O Bitcoin abriu 2026 sob atenção máxima do mercado.
Indicadores técnicos sugerem um movimento forte de preço, enquanto analistas afirmam que o tradicional ciclo de quatro anos perdeu validade.
RSI baixo e Bollinger Bands indicam volatilidade iminente
O Bitcoin iniciou o ano em torno de US$ 87.500, aguardando a reabertura dos mercados tradicionais. Apesar da calmaria inicial, os gráficos mostram tensão acumulada.
Além disso, o RSI semanal abaixo de 40 indica condição historicamente rara, ao mesmo tempo, as Bollinger Bands atingiram um dos níveis mais estreitos já registrados.
Segundo a conta de análise Quantdata21, apenas um episódio semelhante ocorreu antes.
“Isso aconteceu em janeiro de 2023, e todos sabem o que veio depois”, destacou o analista no X.
Por isso, cresce a expectativa de um movimento brusco. Em 2023, o Bitcoin iniciou um rali prolongado após sinal semelhante.
O trader Jelle também vê espaço para alta. Ele citou uma divergência de alta no RSI em gráfico de três dias, próxima a um suporte-chave.

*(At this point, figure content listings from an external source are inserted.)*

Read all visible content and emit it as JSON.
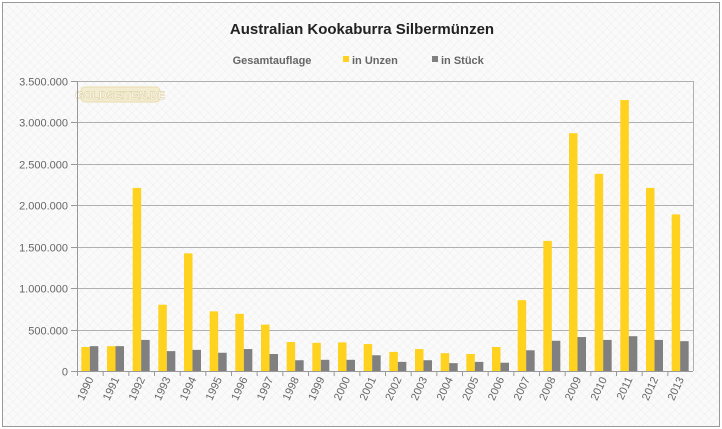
{
  "chart_data": {
    "type": "bar",
    "title": "Australian Kookaburra Silbermünzen",
    "legend_title": "Gesamtauflage",
    "legend_position": "top",
    "watermark": "GOLDSEITEN.DE",
    "categories": [
      "1990",
      "1991",
      "1992",
      "1993",
      "1994",
      "1995",
      "1996",
      "1997",
      "1998",
      "1999",
      "2000",
      "2001",
      "2002",
      "2003",
      "2004",
      "2005",
      "2006",
      "2007",
      "2008",
      "2009",
      "2010",
      "2011",
      "2012",
      "2013"
    ],
    "series": [
      {
        "name": "in Unzen",
        "color": "#ffd21f",
        "values": [
          290000,
          300000,
          2210000,
          800000,
          1420000,
          720000,
          690000,
          560000,
          350000,
          340000,
          345000,
          325000,
          230000,
          265000,
          215000,
          205000,
          290000,
          855000,
          1570000,
          2870000,
          2380000,
          3270000,
          2210000,
          1890000
        ]
      },
      {
        "name": "in Stück",
        "color": "#808080",
        "values": [
          300000,
          300000,
          375000,
          240000,
          255000,
          220000,
          265000,
          205000,
          130000,
          135000,
          135000,
          190000,
          110000,
          130000,
          95000,
          110000,
          100000,
          250000,
          365000,
          410000,
          375000,
          420000,
          375000,
          360000
        ]
      }
    ],
    "xlabel": "",
    "ylabel": "",
    "ylim": [
      0,
      3500000
    ],
    "yticks": [
      "0",
      "500.000",
      "1.000.000",
      "1.500.000",
      "2.000.000",
      "2.500.000",
      "3.000.000",
      "3.500.000"
    ],
    "grid": true
  }
}
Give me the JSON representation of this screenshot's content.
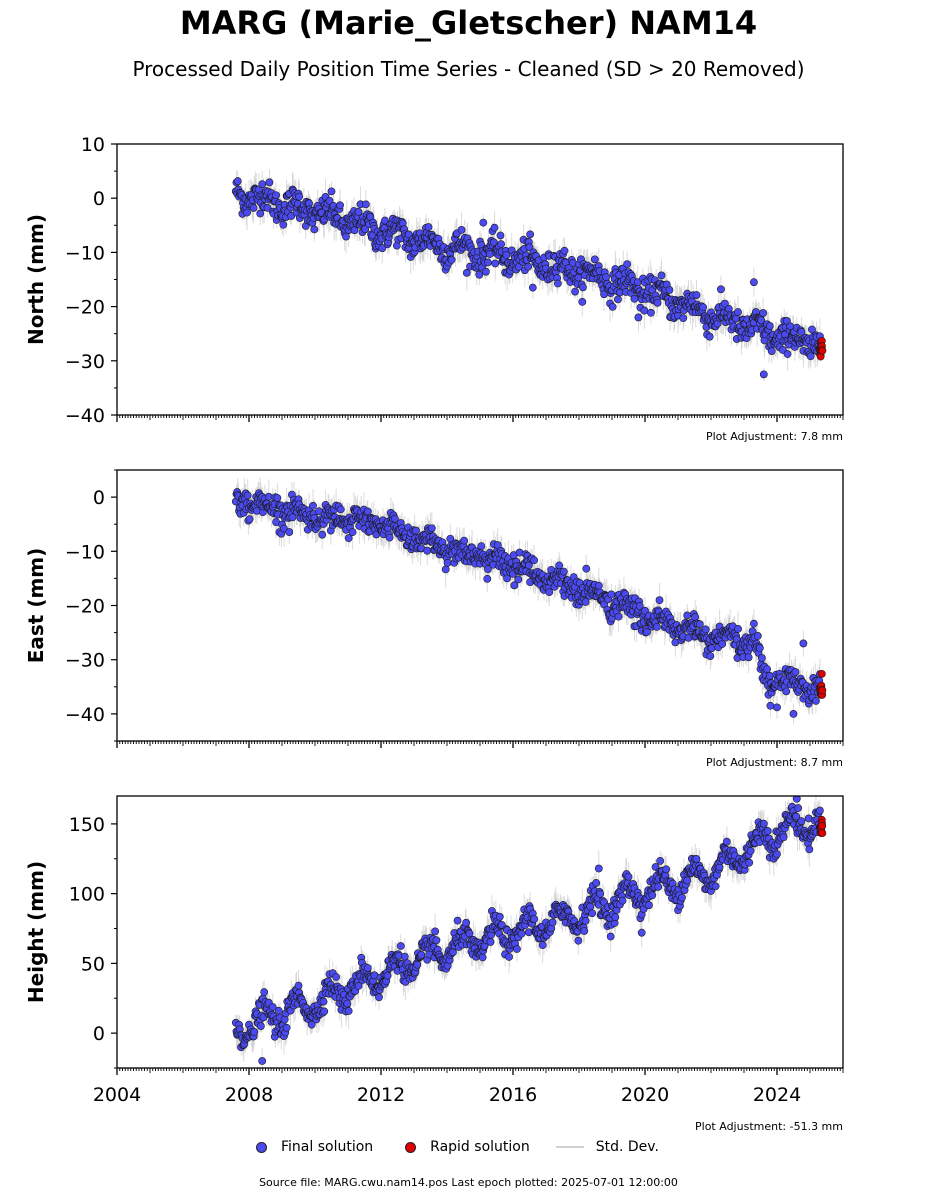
{
  "title": "MARG (Marie_Gletscher) NAM14",
  "subtitle": "Processed Daily Position Time Series - Cleaned (SD > 20 Removed)",
  "legend": {
    "final": "Final solution",
    "rapid": "Rapid solution",
    "stddev": "Std. Dev."
  },
  "footer": "Source file: MARG.cwu.nam14.pos  Last epoch plotted: 2025-07-01 12:00:00",
  "colors": {
    "final": "#4a4af0",
    "rapid": "#e00000",
    "stddev": "#bdbdbd",
    "outline": "#1a1a1a"
  },
  "chart_data": [
    {
      "type": "scatter",
      "ylabel": "North (mm)",
      "xlim": [
        2004,
        2026
      ],
      "ylim": [
        -40,
        10
      ],
      "yticks": [
        -40,
        -30,
        -20,
        -10,
        0,
        10
      ],
      "adjustment": "Plot Adjustment: 7.8 mm",
      "x_start": 2007.6,
      "x_end": 2025.3,
      "trend": [
        [
          2007.6,
          1.0
        ],
        [
          2010.0,
          -2.5
        ],
        [
          2012.0,
          -6.0
        ],
        [
          2014.0,
          -9.0
        ],
        [
          2016.0,
          -11.0
        ],
        [
          2018.0,
          -13.5
        ],
        [
          2020.0,
          -17.0
        ],
        [
          2022.0,
          -21.5
        ],
        [
          2024.0,
          -25.5
        ],
        [
          2025.3,
          -27.0
        ]
      ],
      "seasonal_amplitude": 1.2,
      "scatter_sd": 1.4,
      "rapid": {
        "x": [
          2025.3,
          2025.55
        ],
        "y": [
          -27.5,
          -28.5
        ]
      },
      "outliers": [
        [
          2023.3,
          -15.5
        ],
        [
          2023.6,
          -32.5
        ],
        [
          2019.8,
          -22.0
        ],
        [
          2015.1,
          -4.5
        ],
        [
          2016.6,
          -16.5
        ]
      ]
    },
    {
      "type": "scatter",
      "ylabel": "East (mm)",
      "xlim": [
        2004,
        2026
      ],
      "ylim": [
        -45,
        5
      ],
      "yticks": [
        -40,
        -30,
        -20,
        -10,
        0
      ],
      "adjustment": "Plot Adjustment: 8.7 mm",
      "x_start": 2007.6,
      "x_end": 2025.3,
      "trend": [
        [
          2007.6,
          -0.5
        ],
        [
          2010.0,
          -3.5
        ],
        [
          2012.0,
          -5.0
        ],
        [
          2014.0,
          -9.5
        ],
        [
          2016.0,
          -12.5
        ],
        [
          2018.0,
          -17.0
        ],
        [
          2020.0,
          -22.0
        ],
        [
          2022.0,
          -26.0
        ],
        [
          2023.4,
          -27.0
        ],
        [
          2023.6,
          -33.5
        ],
        [
          2025.3,
          -35.0
        ]
      ],
      "seasonal_amplitude": 1.0,
      "scatter_sd": 1.2,
      "rapid": {
        "x": [
          2025.3,
          2025.55
        ],
        "y": [
          -35.0,
          -35.8
        ]
      },
      "outliers": [
        [
          2024.8,
          -27.0
        ],
        [
          2024.5,
          -40.0
        ],
        [
          2023.8,
          -38.5
        ]
      ]
    },
    {
      "type": "scatter",
      "ylabel": "Height (mm)",
      "xlim": [
        2004,
        2026
      ],
      "ylim": [
        -25,
        170
      ],
      "yticks": [
        0,
        50,
        100,
        150
      ],
      "xticks": [
        2004,
        2008,
        2012,
        2016,
        2020,
        2024
      ],
      "adjustment": "Plot Adjustment: -51.3 mm",
      "x_start": 2007.6,
      "x_end": 2025.3,
      "trend": [
        [
          2007.6,
          2.0
        ],
        [
          2010.0,
          22.0
        ],
        [
          2012.0,
          42.0
        ],
        [
          2014.0,
          60.0
        ],
        [
          2016.0,
          72.0
        ],
        [
          2018.0,
          85.0
        ],
        [
          2020.0,
          102.0
        ],
        [
          2022.0,
          115.0
        ],
        [
          2024.0,
          145.0
        ],
        [
          2025.3,
          152.0
        ]
      ],
      "seasonal_amplitude": 9.0,
      "scatter_sd": 4.5,
      "rapid": {
        "x": [
          2025.3,
          2025.55
        ],
        "y": [
          146.0,
          148.0
        ]
      },
      "outliers": [
        [
          2008.4,
          -20.0
        ],
        [
          2018.6,
          118.0
        ],
        [
          2019.9,
          72.0
        ],
        [
          2024.6,
          168.0
        ]
      ]
    }
  ]
}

“O Bitcoin parece bem posicionado para subir neste trimestre”, afirmou.
Fim do ciclo de quatro anos muda a leitura do mercado
Entretanto, 2025 trouxe um marco negativo, o Bitcoin fechou o ano pós-halving com candle anual vermelho, algo inédito até agora.
Esse dado reacendeu o debate sobre a validade dos ciclos de quatro anos, para muitos, o padrão deixou de funcionar.

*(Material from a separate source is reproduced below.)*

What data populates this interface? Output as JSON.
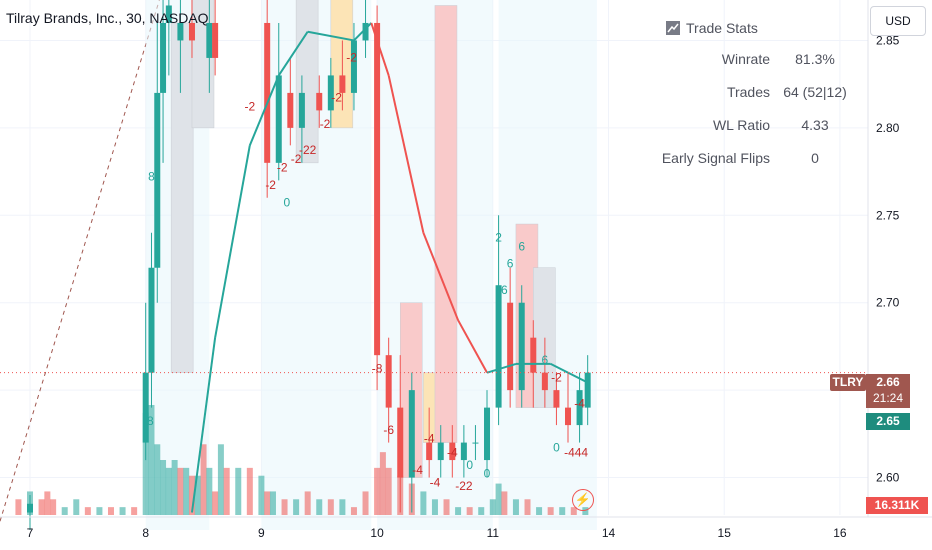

Simon Dixon, CEO da Bnk To The Future, foi direto.
“RIP ciclo de quatro anos do Bitcoin”, escreveu.
Segundo ele, 2026 marca uma nova era, com mais influência macro e novos participantes institucionais, além disso, o analista Cipher X reforçou que os ciclos nunca foram leis naturais. Para ele, eram reflexo de liquidez e timing, agora alterados.

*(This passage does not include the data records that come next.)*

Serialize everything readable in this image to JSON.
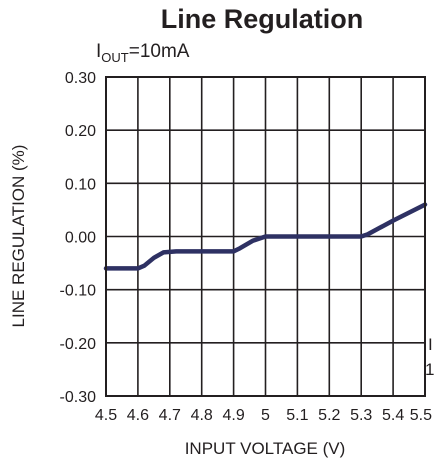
{
  "chart_data": {
    "type": "line",
    "title": "Line Regulation",
    "subtitle": {
      "symbol": "I",
      "subscript": "OUT",
      "rest": "=10mA"
    },
    "xlabel": "INPUT VOLTAGE (V)",
    "ylabel": "LINE REGULATION (%)",
    "xlim": [
      4.5,
      5.5
    ],
    "ylim": [
      -0.3,
      0.3
    ],
    "x_ticks": [
      4.5,
      4.6,
      4.7,
      4.8,
      4.9,
      5.0,
      5.1,
      5.2,
      5.3,
      5.4,
      5.5
    ],
    "x_tick_labels": [
      "4.5",
      "4.6",
      "4.7",
      "4.8",
      "4.9",
      "5",
      "5.1",
      "5.2",
      "5.3",
      "5.4",
      "5.5"
    ],
    "y_ticks": [
      0.3,
      0.2,
      0.1,
      0.0,
      -0.1,
      -0.2,
      -0.3
    ],
    "y_tick_labels": [
      "0.30",
      "0.20",
      "0.10",
      "0.00",
      "-0.10",
      "-0.20",
      "-0.30"
    ],
    "grid": true,
    "series_color": "#2e3163",
    "series": [
      {
        "x": [
          4.5,
          4.6,
          4.62,
          4.65,
          4.68,
          4.72,
          4.8,
          4.9,
          4.92,
          4.96,
          5.0,
          5.1,
          5.2,
          5.3,
          5.32,
          5.4,
          5.5
        ],
        "values": [
          -0.06,
          -0.06,
          -0.055,
          -0.04,
          -0.03,
          -0.028,
          -0.028,
          -0.028,
          -0.022,
          -0.008,
          0.0,
          0.0,
          0.0,
          0.0,
          0.004,
          0.03,
          0.06
        ]
      }
    ]
  },
  "margin_marks": [
    "I",
    "1"
  ]
}
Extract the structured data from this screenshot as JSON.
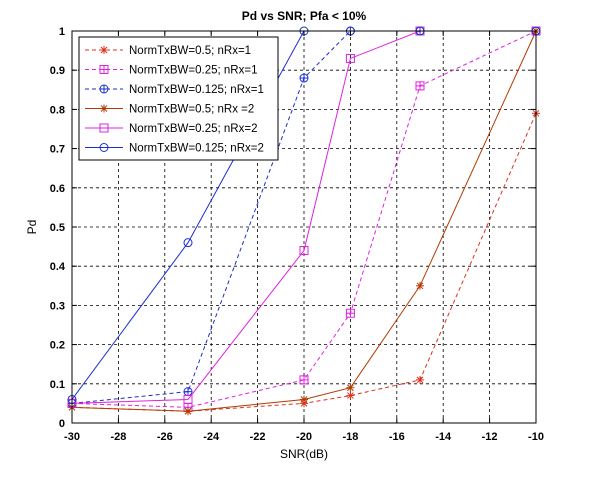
{
  "chart_data": {
    "type": "line",
    "title": "Pd vs SNR; Pfa < 10%",
    "xlabel": "SNR(dB)",
    "ylabel": "Pd",
    "xlim": [
      -30,
      -10
    ],
    "ylim": [
      0,
      1
    ],
    "xticks": [
      -30,
      -28,
      -26,
      -24,
      -22,
      -20,
      -18,
      -16,
      -14,
      -12,
      -10
    ],
    "yticks": [
      0,
      0.1,
      0.2,
      0.3,
      0.4,
      0.5,
      0.6,
      0.7,
      0.8,
      0.9,
      1
    ],
    "xtick_labels": [
      "-30",
      "-28",
      "-26",
      "-24",
      "-22",
      "-20",
      "-18",
      "-16",
      "-14",
      "-12",
      "-10"
    ],
    "ytick_labels": [
      "0",
      "0.1",
      "0.2",
      "0.3",
      "0.4",
      "0.5",
      "0.6",
      "0.7",
      "0.8",
      "0.9",
      "1"
    ],
    "grid": true,
    "legend_position": "top-left",
    "x": [
      -30,
      -25,
      -20,
      -18,
      -15,
      -10
    ],
    "series": [
      {
        "name": "NormTxBW=0.5; nRx=1",
        "values": [
          0.04,
          0.03,
          0.05,
          0.07,
          0.11,
          0.79
        ],
        "color": "#e0301e",
        "dash": "dashed",
        "marker": "star"
      },
      {
        "name": "NormTxBW=0.25; nRx=1",
        "values": [
          0.05,
          0.04,
          0.11,
          0.28,
          0.86,
          1.0
        ],
        "color": "#e020e0",
        "dash": "dashed",
        "marker": "square-plus"
      },
      {
        "name": "NormTxBW=0.125; nRx=1",
        "values": [
          0.05,
          0.08,
          0.88,
          1.0,
          1.0,
          1.0
        ],
        "color": "#1a2ecc",
        "dash": "dashed",
        "marker": "circle-plus"
      },
      {
        "name": "NormTxBW=0.5; nRx =2",
        "values": [
          0.04,
          0.03,
          0.06,
          0.09,
          0.35,
          1.0
        ],
        "color": "#b33a00",
        "dash": "solid",
        "marker": "star"
      },
      {
        "name": "NormTxBW=0.25; nRx=2",
        "values": [
          0.05,
          0.06,
          0.44,
          0.93,
          1.0,
          1.0
        ],
        "color": "#e020e0",
        "dash": "solid",
        "marker": "square"
      },
      {
        "name": "NormTxBW=0.125; nRx=2",
        "values": [
          0.06,
          0.46,
          1.0,
          1.0,
          1.0,
          1.0
        ],
        "color": "#1a2ecc",
        "dash": "solid",
        "marker": "circle"
      }
    ]
  }
}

Perspectivas para 2026 seguem otimistas
Apesar das dúvidas, projeções continuam ambiciosas, vários analistas defendem novas máximas históricas em 2026.
O patamar de US$ 150.000 aparece com frequência. Michael Saylor, CEO da Strategy, está entre os que mantêm visão positiva.
No curto prazo, Michaël van de Poppe aposta em um teste rápido dos US$ 90.000, segundo ele, mais portas estão se abrindo para investidores institucionais.
Portanto, o mercado entra em 2026 dividido. Há cautela, mas também expectativa renovada. Se os sinais técnicos se confirmarem, o Bitcoin pode iniciar um novo ciclo — mesmo sem o antigo roteiro.